Natural Resources Canada satisfied with assessment of Site C slope stability and seismic hazards

Cassidy says studies have shown that reservoirs at a height of 60 metres or less, like the Site C project would be, are also drastically less likely to trigger significant earthquakes than taller ones. 

“The probability of earthquakes is extremely low, so that probability of triggering earthquakes drops off very quickly with reservoir height,” he argues, adding, “In British Columbia there’s no history of significant reservoir triggered seismicity, either at the much larger Bennett Dam, which is 183 metres, or the Peace Canyon Dam.” 


In it its review, NRCan looked at the seismicity hazards in the area, the possible effects of waves generated by earthquakes, as well as the proposed mitigation measures by Hydro. It found that design of the dam would cover the largest induced earthquakes in the area and any sloshes of water from earthquakes would be less than one metre, leaving another 7.6 metres room. 

Research scientist for the Geological Survey of Canada Peter Bobrowsky said the same of the information on the geology and terrain hazards presented in the Environmental Impact Statement, adding that the slope stability line and landslide generated wave impact line given are conservative and exceed minimum required standards. 

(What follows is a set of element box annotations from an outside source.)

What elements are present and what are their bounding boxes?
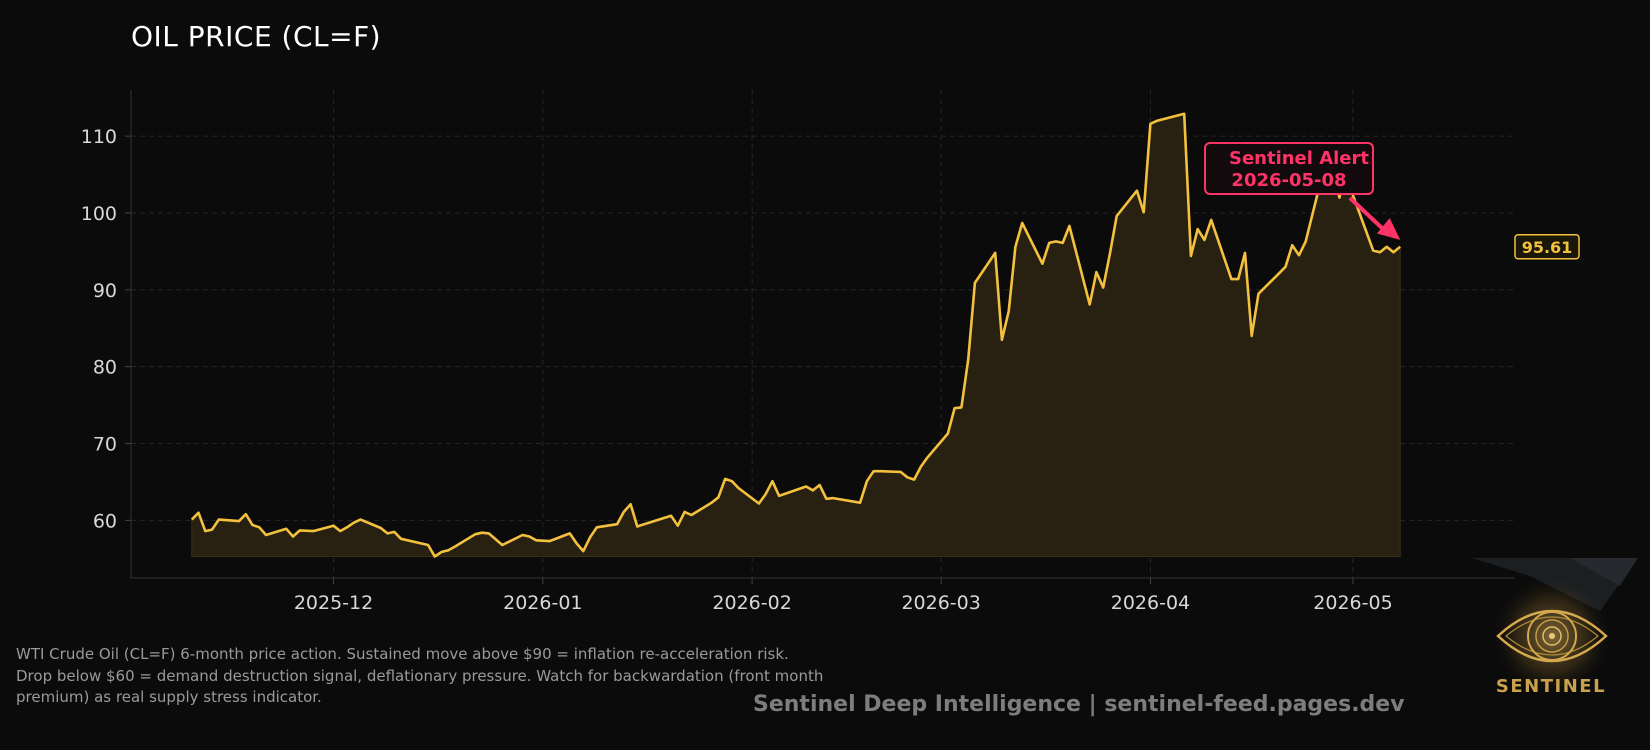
y-tick-label: 80 — [93, 357, 117, 379]
alert-box — [1204, 142, 1374, 195]
x-tick-label: 2026-04 — [1111, 592, 1190, 614]
x-tick-label: 2026-01 — [503, 592, 582, 614]
axes — [125, 90, 1515, 584]
alert-title: Sentinel Alert — [1229, 148, 1369, 169]
y-tick-label: 100 — [81, 203, 117, 225]
logo-wordmark: SENTINEL — [1495, 676, 1607, 697]
y-tick-label: 90 — [93, 280, 117, 302]
sentinel-logo: SENTINEL — [1470, 556, 1640, 716]
y-tick-label: 110 — [81, 126, 117, 148]
y-tick-label: 60 — [93, 510, 117, 532]
alert-date: 2026-05-08 — [1231, 170, 1346, 191]
x-tick-label: 2026-02 — [712, 592, 791, 614]
y-tick-label: 70 — [93, 434, 117, 456]
x-tick-label: 2026-05 — [1313, 592, 1392, 614]
footer-credit: Sentinel Deep Intelligence | sentinel-fe… — [753, 692, 1405, 717]
x-tick-label: 2026-03 — [901, 592, 980, 614]
description-line: WTI Crude Oil (CL=F) 6-month price actio… — [16, 645, 789, 663]
description-line: Drop below $60 = demand destruction sign… — [16, 666, 824, 685]
price-line — [190, 112, 1402, 558]
last-price-label: 95.61 — [1522, 238, 1573, 257]
tick-labels: 60 70 80 90 100 110 2025-12 2026-01 2026-02 2026-… — [81, 126, 1393, 614]
chart-description: WTI Crude Oil (CL=F) 6-month price actio… — [16, 644, 823, 709]
last-price-badge — [1514, 234, 1580, 260]
description-line: premium) as real supply stress indicator… — [16, 688, 322, 706]
price-series-line — [190, 112, 1402, 558]
eye-icon — [1472, 558, 1638, 698]
alert-arrow-head — [1376, 218, 1401, 240]
chart-title: OIL PRICE (CL=F) — [131, 20, 382, 53]
x-tick-label: 2025-12 — [294, 592, 373, 614]
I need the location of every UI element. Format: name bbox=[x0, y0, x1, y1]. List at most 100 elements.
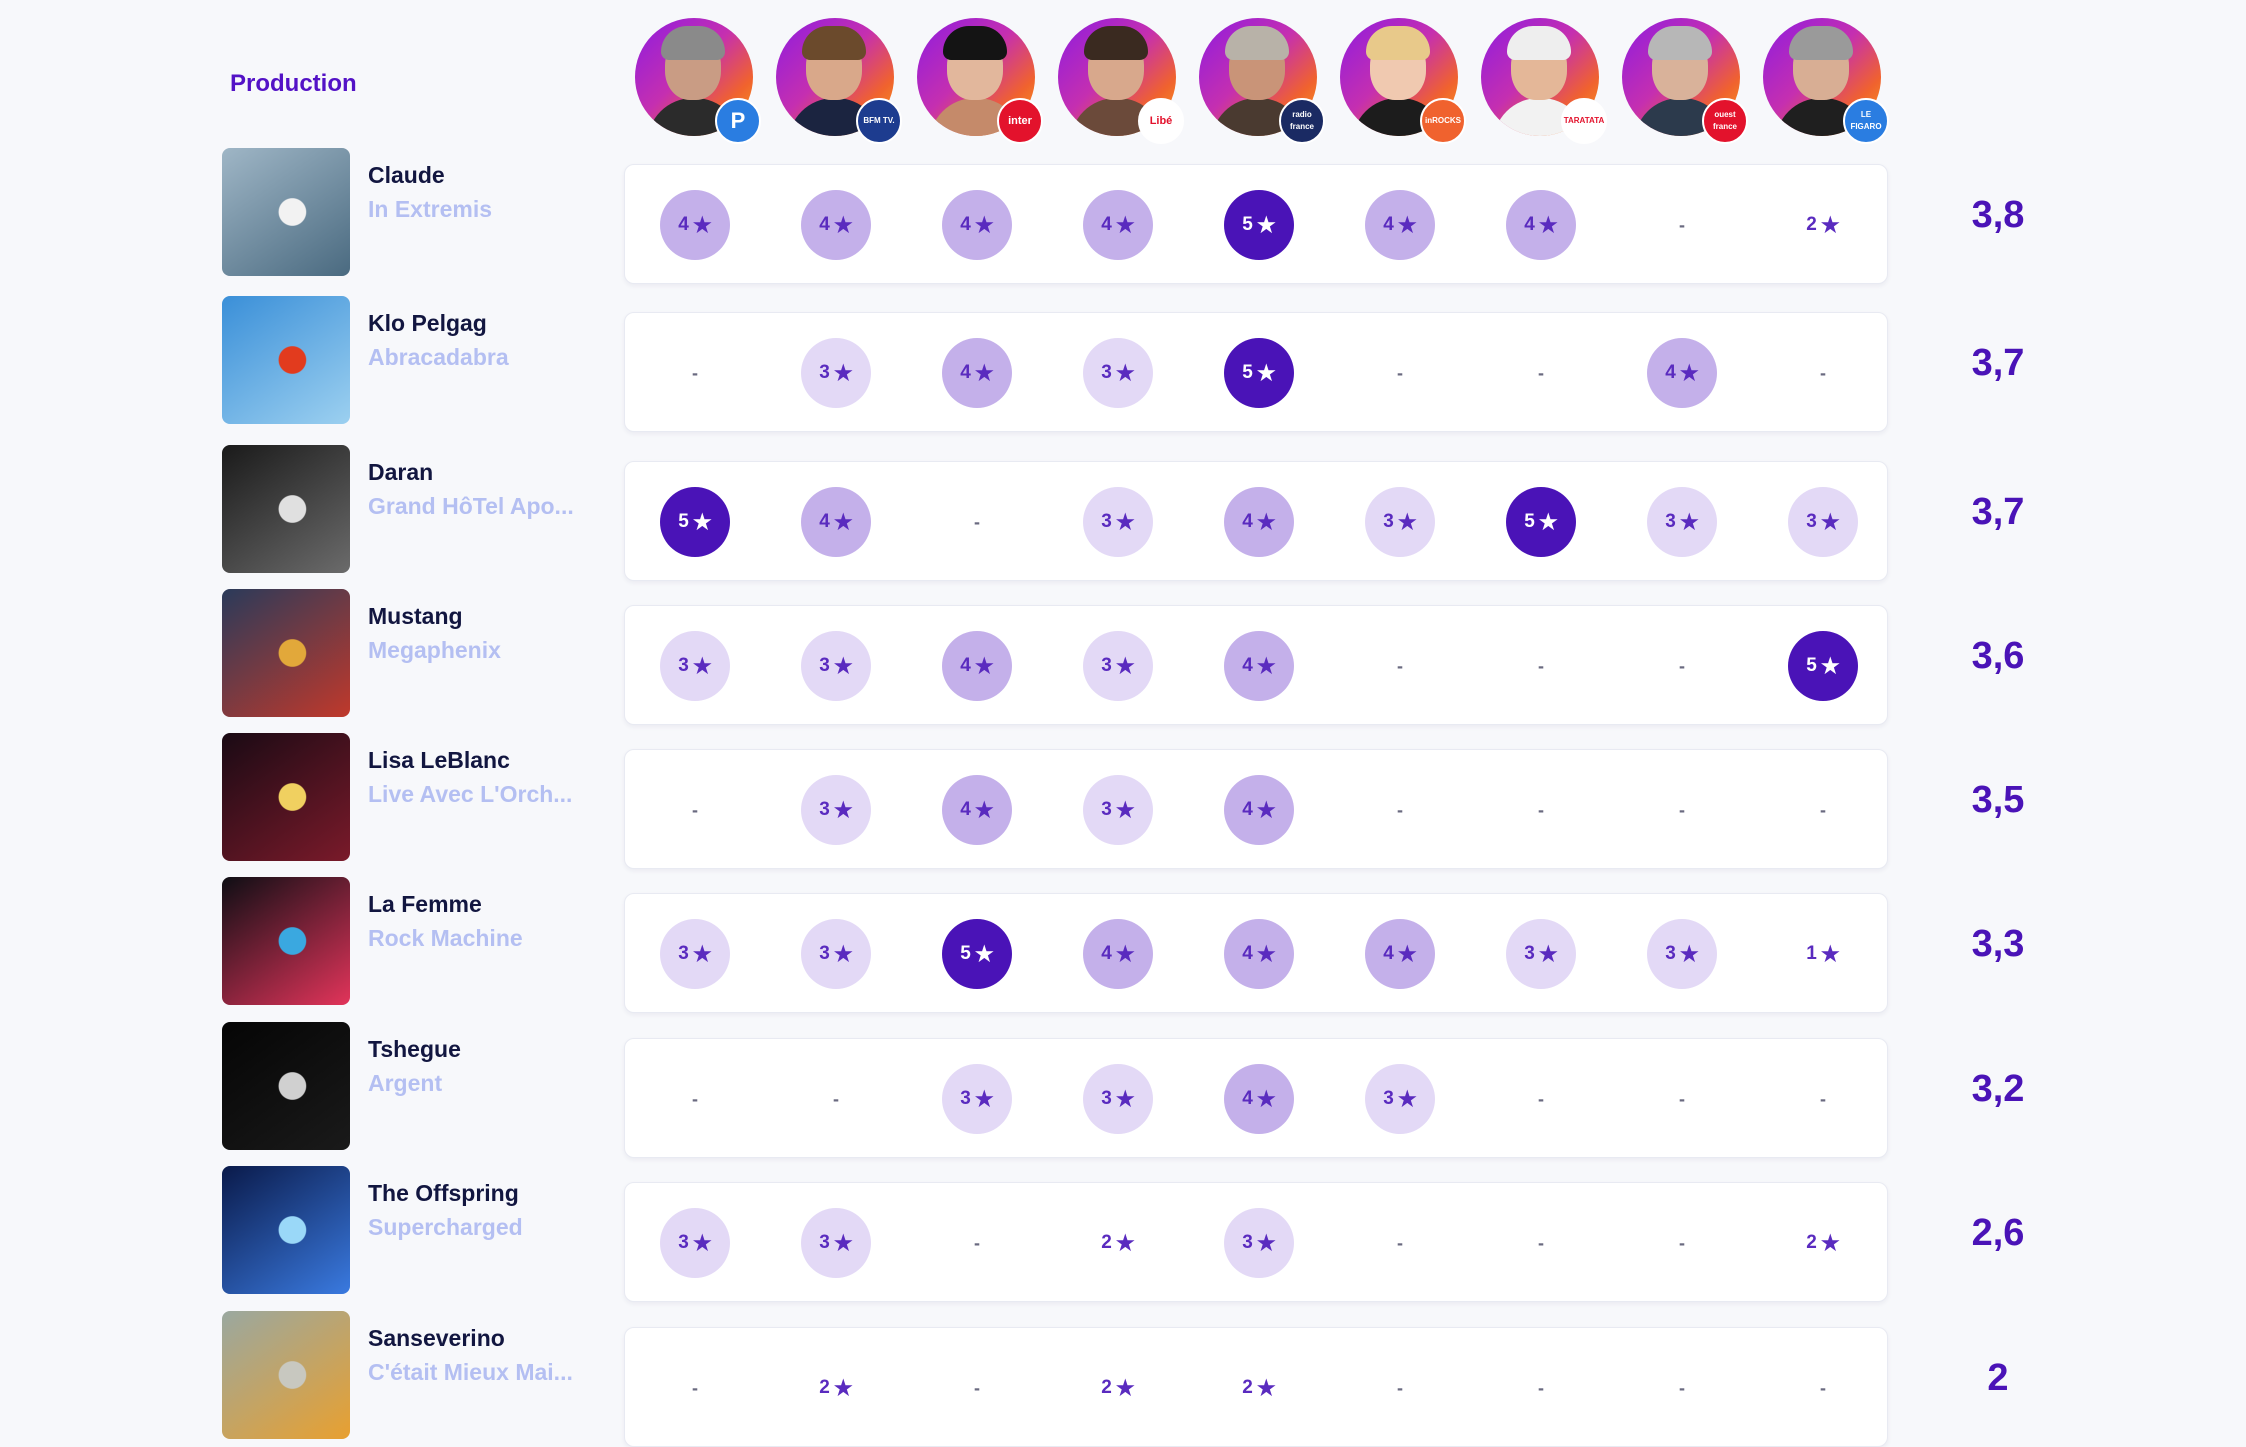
critic-avatar-7[interactable]: TARATATA bbox=[1481, 18, 1607, 144]
artist-name[interactable]: Sanseverino bbox=[368, 1325, 505, 1351]
rating-badge[interactable]: 4 ★ bbox=[801, 190, 871, 260]
rating-badge[interactable]: 3 ★ bbox=[660, 919, 730, 989]
rating-badge[interactable]: 3 ★ bbox=[1083, 487, 1153, 557]
artist-name[interactable]: The Offspring bbox=[368, 1180, 519, 1206]
rating-badge[interactable]: 5 ★ bbox=[1506, 487, 1576, 557]
artist-name[interactable]: Tshegue bbox=[368, 1036, 461, 1062]
rating-badge[interactable]: 4 ★ bbox=[660, 190, 730, 260]
album-row[interactable]: Sanseverino C'était Mieux Mai... -2 ★ -2 ★ 2 ★ -… bbox=[0, 1311, 2246, 1447]
rating-badge[interactable]: 3 ★ bbox=[801, 631, 871, 701]
rating-badge[interactable]: 4 ★ bbox=[1224, 919, 1294, 989]
rating-badge[interactable]: 3 ★ bbox=[1224, 1208, 1294, 1278]
rating-badge[interactable]: 3 ★ bbox=[1788, 487, 1858, 557]
album-cover[interactable] bbox=[222, 1022, 350, 1150]
rating-badge[interactable]: 4 ★ bbox=[942, 190, 1012, 260]
rating-badge[interactable]: 3 ★ bbox=[801, 338, 871, 408]
rating-badge[interactable]: 3 ★ bbox=[1647, 919, 1717, 989]
artist-name[interactable]: Claude bbox=[368, 162, 445, 188]
rating-badge[interactable]: 1 ★ bbox=[1788, 919, 1858, 989]
album-row[interactable]: The Offspring Supercharged 3 ★ 3 ★ -2 ★ 3 ★ - - -2 ★ 2… bbox=[0, 1166, 2246, 1302]
album-cover[interactable] bbox=[222, 296, 350, 424]
album-cover[interactable] bbox=[222, 148, 350, 276]
rating-badge[interactable]: 4 ★ bbox=[1647, 338, 1717, 408]
rating-badge[interactable]: 2 ★ bbox=[801, 1353, 871, 1423]
rating-badge[interactable]: 3 ★ bbox=[1506, 919, 1576, 989]
rating-badge[interactable]: 4 ★ bbox=[1224, 775, 1294, 845]
critic-avatar-5[interactable]: radio france bbox=[1199, 18, 1325, 144]
rating-badge[interactable]: 3 ★ bbox=[660, 1208, 730, 1278]
rating-badge[interactable]: 3 ★ bbox=[1365, 487, 1435, 557]
critic-avatar-4[interactable]: Libé bbox=[1058, 18, 1184, 144]
album-title[interactable]: Megaphenix bbox=[368, 637, 501, 663]
critic-avatar-1[interactable]: P bbox=[635, 18, 761, 144]
rating-badge[interactable]: 4 ★ bbox=[1224, 631, 1294, 701]
rating-badge[interactable]: 5 ★ bbox=[660, 487, 730, 557]
rating-badge[interactable]: 4 ★ bbox=[1365, 190, 1435, 260]
artist-name[interactable]: La Femme bbox=[368, 891, 482, 917]
critic-avatar-8[interactable]: ouest france bbox=[1622, 18, 1748, 144]
rating-badge[interactable]: 3 ★ bbox=[942, 1064, 1012, 1134]
rating-empty: - bbox=[1538, 1088, 1544, 1109]
rating-badge[interactable]: 5 ★ bbox=[1224, 338, 1294, 408]
album-cover[interactable] bbox=[222, 1166, 350, 1294]
rating-badge[interactable]: 3 ★ bbox=[660, 631, 730, 701]
rating-badge[interactable]: 5 ★ bbox=[1788, 631, 1858, 701]
album-title[interactable]: C'était Mieux Mai... bbox=[368, 1359, 573, 1385]
rating-badge[interactable]: 4 ★ bbox=[1365, 919, 1435, 989]
critic-avatar-9[interactable]: LE FIGARO bbox=[1763, 18, 1889, 144]
album-title[interactable]: Argent bbox=[368, 1070, 443, 1096]
artist-name[interactable]: Daran bbox=[368, 459, 434, 485]
album-cover[interactable] bbox=[222, 877, 350, 1005]
critic-avatar-2[interactable]: BFM TV. bbox=[776, 18, 902, 144]
album-cover[interactable] bbox=[222, 733, 350, 861]
album-row[interactable]: Daran Grand HôTel Apo... 5 ★ 4 ★ -3 ★ 4 ★ 3 ★ 5 ★ 3 ★ 3 ★… bbox=[0, 445, 2246, 581]
critic-avatar-3[interactable]: inter bbox=[917, 18, 1043, 144]
rating-badge[interactable]: 4 ★ bbox=[1083, 190, 1153, 260]
album-title[interactable]: In Extremis bbox=[368, 196, 492, 222]
critic-avatar-6[interactable]: inROCKS bbox=[1340, 18, 1466, 144]
rating-badge[interactable]: 4 ★ bbox=[942, 775, 1012, 845]
artist-name[interactable]: Mustang bbox=[368, 603, 463, 629]
rating-badge[interactable]: 4 ★ bbox=[1224, 1064, 1294, 1134]
rating-badge[interactable]: 2 ★ bbox=[1224, 1353, 1294, 1423]
rating-badge[interactable]: 4 ★ bbox=[1083, 919, 1153, 989]
album-title[interactable]: Live Avec L'Orch... bbox=[368, 781, 573, 807]
rating-badge[interactable]: 2 ★ bbox=[1083, 1353, 1153, 1423]
album-title[interactable]: Abracadabra bbox=[368, 344, 509, 370]
album-cover[interactable] bbox=[222, 589, 350, 717]
album-cover[interactable] bbox=[222, 1311, 350, 1439]
album-row[interactable]: Mustang Megaphenix 3 ★ 3 ★ 4 ★ 3 ★ 4 ★ - - -5 ★ 3,6 bbox=[0, 589, 2246, 725]
artist-name[interactable]: Klo Pelgag bbox=[368, 310, 487, 336]
rating-badge[interactable]: 3 ★ bbox=[1083, 631, 1153, 701]
album-title[interactable]: Supercharged bbox=[368, 1214, 523, 1240]
rating-badge[interactable]: 3 ★ bbox=[1083, 338, 1153, 408]
rating-badge[interactable]: 4 ★ bbox=[942, 338, 1012, 408]
album-row[interactable]: Lisa LeBlanc Live Avec L'Orch... -3 ★ 4 ★ 3 ★ 4 ★… bbox=[0, 733, 2246, 869]
album-cover[interactable] bbox=[222, 445, 350, 573]
album-title[interactable]: Rock Machine bbox=[368, 925, 523, 951]
rating-badge[interactable]: 3 ★ bbox=[801, 775, 871, 845]
rating-badge[interactable]: 3 ★ bbox=[801, 1208, 871, 1278]
album-row[interactable]: Claude In Extremis 4 ★ 4 ★ 4 ★ 4 ★ 5 ★ 4 ★ 4 ★ -2 ★ 3,8 bbox=[0, 148, 2246, 284]
album-row[interactable]: Klo Pelgag Abracadabra -3 ★ 4 ★ 3 ★ 5 ★ - -4 ★ -3,7 bbox=[0, 296, 2246, 432]
star-icon: ★ bbox=[833, 942, 853, 966]
rating-badge[interactable]: 2 ★ bbox=[1083, 1208, 1153, 1278]
rating-badge[interactable]: 4 ★ bbox=[942, 631, 1012, 701]
artist-name[interactable]: Lisa LeBlanc bbox=[368, 747, 510, 773]
rating-badge[interactable]: 2 ★ bbox=[1788, 190, 1858, 260]
average-score: 2 bbox=[1987, 1357, 2009, 1399]
rating-badge[interactable]: 3 ★ bbox=[801, 919, 871, 989]
rating-badge[interactable]: 3 ★ bbox=[1647, 487, 1717, 557]
rating-badge[interactable]: 5 ★ bbox=[1224, 190, 1294, 260]
album-row[interactable]: La Femme Rock Machine 3 ★ 3 ★ 5 ★ 4 ★ 4 ★ 4 ★ 3 ★ 3 ★ 1 ★ 3,… bbox=[0, 877, 2246, 1013]
album-title[interactable]: Grand HôTel Apo... bbox=[368, 493, 574, 519]
rating-badge[interactable]: 4 ★ bbox=[801, 487, 871, 557]
album-row[interactable]: Tshegue Argent - -3 ★ 3 ★ 4 ★ 3 ★ - - -3,2 bbox=[0, 1022, 2246, 1158]
rating-badge[interactable]: 4 ★ bbox=[1506, 190, 1576, 260]
rating-badge[interactable]: 3 ★ bbox=[1365, 1064, 1435, 1134]
rating-badge[interactable]: 3 ★ bbox=[1083, 1064, 1153, 1134]
rating-badge[interactable]: 5 ★ bbox=[942, 919, 1012, 989]
rating-badge[interactable]: 3 ★ bbox=[1083, 775, 1153, 845]
rating-badge[interactable]: 2 ★ bbox=[1788, 1208, 1858, 1278]
rating-badge[interactable]: 4 ★ bbox=[1224, 487, 1294, 557]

“NRCan is satisfied the Proponent has followed the adopted current standards and best practices used both in Canada and internationally in dealing with slope stability,” he told the JRP. “We have no other recommendations.” 

However, NRCan did present concerns in the area of acid rock drainage and metal leaching, the result of natural weathering on sulphide bearing rock. 

“Given the abundance of disturbed rocks with high ARDML potential and short lag time to onset of acid generation and non-acid generating overburdens with elevated selenium content,” says Jessica Coulson, Team Leader of NRCan’s Environmental Assessment Division, “ARDML prevention and mitigation can pose some challenges.” 

Coulson added that more detailed tests are ongoing, and the lack of better water quality modelling “presents a higher degree of uncertainty.” Among NRCan’s recommendations in that area is the development of an ARDML management plan, as well as the improved water quality monitoring, which Site C Chief Project Engineer John Nunn says B.C. Hydro agrees with. 

The hearings continue today with presentations from Transport Canada and the Ministry of Forests, as well as Saulteau First Nations, West Moberly First Nations, Treaty 8 Tribal Association and the Peace River Environmental Society.